Anticipating the collision in the hole, McCoy starts to his right, causing Holloman to hesitate.
Holloman goes for the fake to his left; in the blink of an eye, McCoy plants his right foot in the ground and has a wide open gap to run through.
He shoots through the gaping hole for 16 yards.
Billy GIF is not my lover.
In this play the Eagles start from their 49-yard line and are facing a seven-man front from the Cowboys.
The play this time is a stretch run to the right that will illustrate how McCoy sets up his blocking and lets the cut-lane develop.
As he receives the ball, McCoy passes on the first lane and runs laterally, past the block on strongside linebacker Kyle Wilber (#51, blue circle).
He starts slightly upfield, letting cornerback Orlando Scandrick (#32, blue circle) get blocked as well.
McCoy then smartly pulls up, letting the third and final block on Devonte Holloman (#57, blue circle) get past him. He also sees free safety Barry Church (#42, dashed red arrow) running at him. By slowing down, he'll use the block on Holloman as a screen to impede Church's tackling attempt.
He cuts inside right behind the block, sheds the tackle of Church and cuts back upfield for a gain of 13 yards.
Don't waste your time, the doggone GIF is mine.
On the very next play, now on the Cowboys 38-yard line, the Eagles design an inside run for McCoy, with Dallas having only seven men in the box.
This time, the Eagles are trying to lure the Cowboys defenders to the strongside with an unbalanced line to the left.

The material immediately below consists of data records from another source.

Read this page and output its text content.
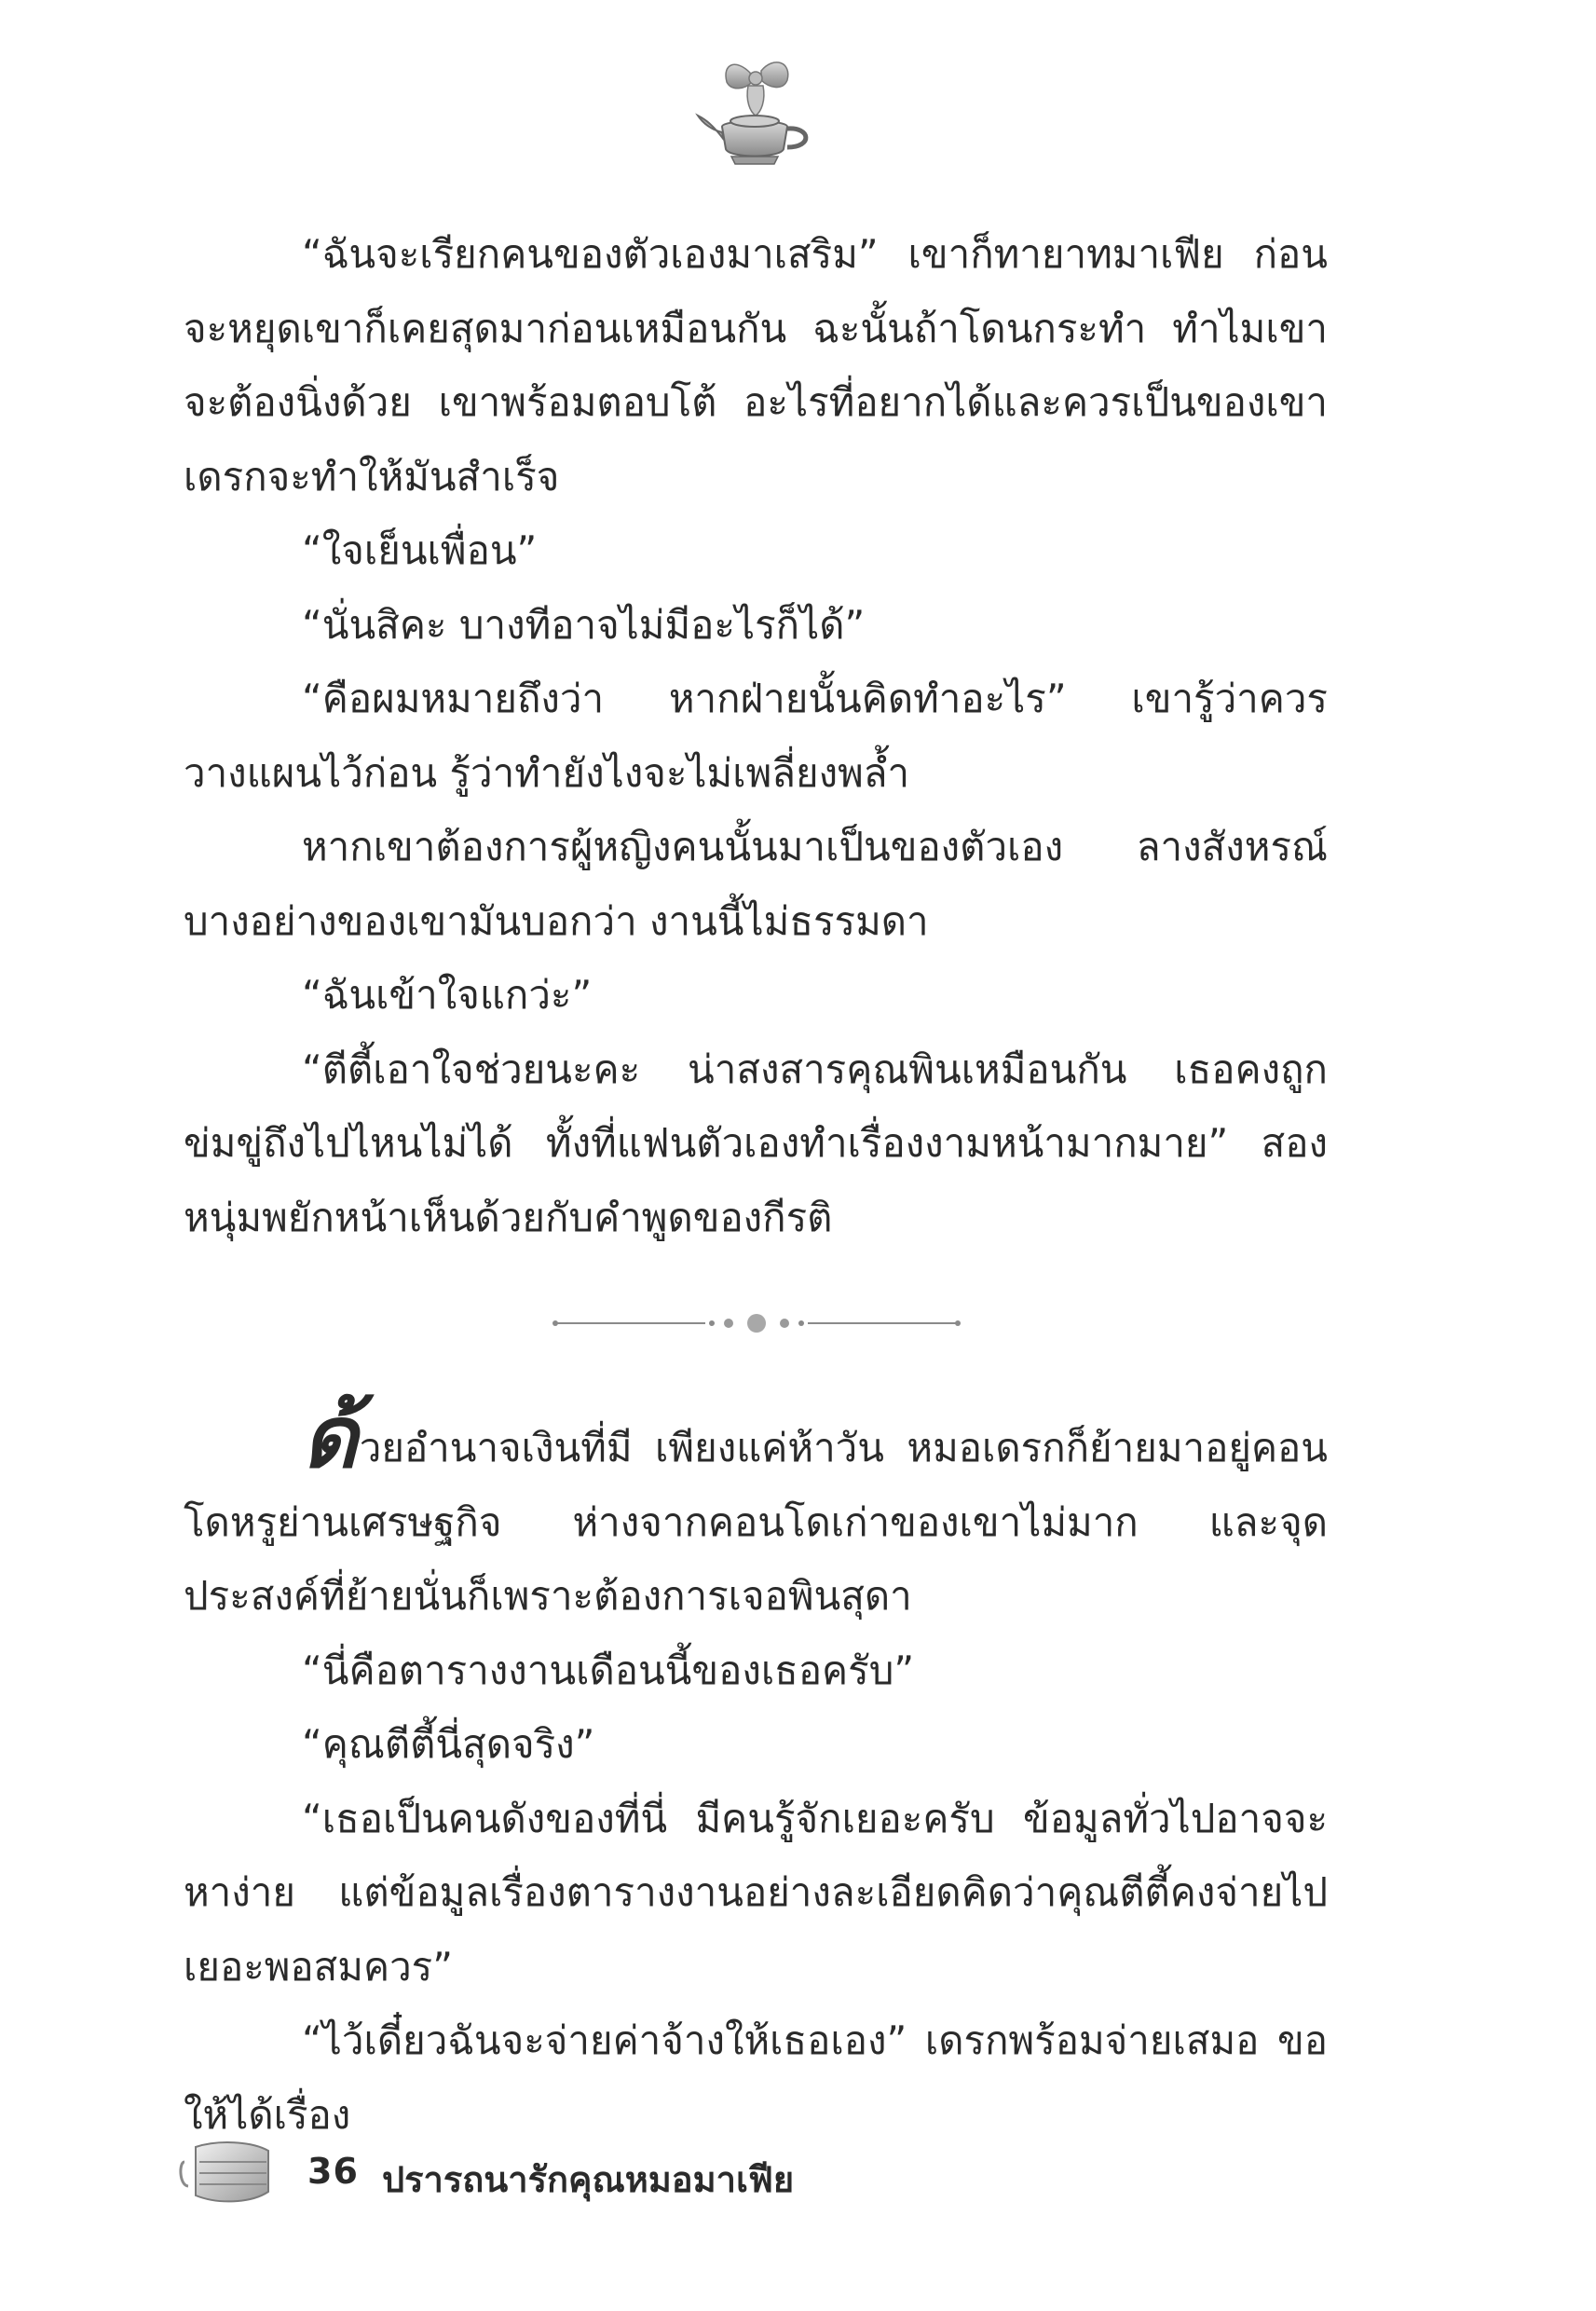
“ฉันจะเรียกคนของตัวเองมาเสริม” เขาก็ทายาทมาเฟีย ก่อนจะหยุดเขาก็เคยสุดมาก่อนเหมือนกัน ฉะนั้นถ้าโดนกระทำ ทำไมเขาจะต้องนิ่งด้วย เขาพร้อมตอบโต้ อะไรที่อยากได้และควรเป็นของเขาเดรกจะทำให้มันสำเร็จ

“ใจเย็นเพื่อน”

“นั่นสิคะ บางทีอาจไม่มีอะไรก็ได้”

“คือผมหมายถึงว่า หากฝ่ายนั้นคิดทำอะไร” เขารู้ว่าควรวางแผนไว้ก่อน รู้ว่าทำยังไงจะไม่เพลี่ยงพล้ำ

หากเขาต้องการผู้หญิงคนนั้นมาเป็นของตัวเอง ลางสังหรณ์บางอย่างของเขามันบอกว่า งานนี้ไม่ธรรมดา

“ฉันเข้าใจแกว่ะ”

“ตีตี้เอาใจช่วยนะคะ น่าสงสารคุณพินเหมือนกัน เธอคงถูกข่มขู่ถึงไปไหนไม่ได้ ทั้งที่แฟนตัวเองทำเรื่องงามหน้ามากมาย” สองหนุ่มพยักหน้าเห็นด้วยกับคำพูดของกีรติ

ด้วยอำนาจเงินที่มี เพียงแค่ห้าวัน หมอเดรกก็ย้ายมาอยู่คอนโดหรูย่านเศรษฐกิจ ห่างจากคอนโดเก่าของเขาไม่มาก และจุดประสงค์ที่ย้ายนั่นก็เพราะต้องการเจอพินสุดา

“นี่คือตารางงานเดือนนี้ของเธอครับ”

“คุณตีตี้นี่สุดจริง”

“เธอเป็นคนดังของที่นี่ มีคนรู้จักเยอะครับ ข้อมูลทั่วไปอาจจะหาง่าย แต่ข้อมูลเรื่องตารางงานอย่างละเอียดคิดว่าคุณตีตี้คงจ่ายไปเยอะพอสมควร”

“ไว้เดี๋ยวฉันจะจ่ายค่าจ้างให้เธอเอง” เดรกพร้อมจ่ายเสมอ ขอให้ได้เรื่อง

36 ปรารถนารักคุณหมอมาเฟีย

However, the run is designed to go through the A-gap on the weakside.
As the ball is handed off, there looks to be a hole for McCoy to run through as planned.
However, Cowboys weakside linebacker Bruce Carter (#54, blue circle) holds his ground against Eagles right guard Todd Herremans (#79, blue circle), narrowing the running lane for McCoy (yellow circle).
In the blink of an eye (yes, again) McCoy forgoes his designed run (dashed yellow arrow) and bounces outside. Raise your hand if you know a certain running back that would have banged his head on the wall inside and gained two yards.
Did I say that McCoy was quick? He is also fast and outruns a host of Cowboys to the sideline for a gain of 10 yards.
The GIF is bad...the GIF is dangerous.
We know one thing, if I was able to break down this tape, so was the Saints defensive staff. Here's to hoping that they gave a call to Leslie Frazier right before he cleared out his office in Minnesota. Why? McCoy had his shadiest performance of the year (sorry I couldn't help it) against the Vikings on December 15th 2013 with eight rushes for 38 yards.
Yes, LeSean McCoy is mortal. How did Minnesota do it? By racing to a 27-9 lead and forcing the Eagles to abandon the run, in a game the Vikings eventually won 48-30. What am I saying? I'm saying there's a chance.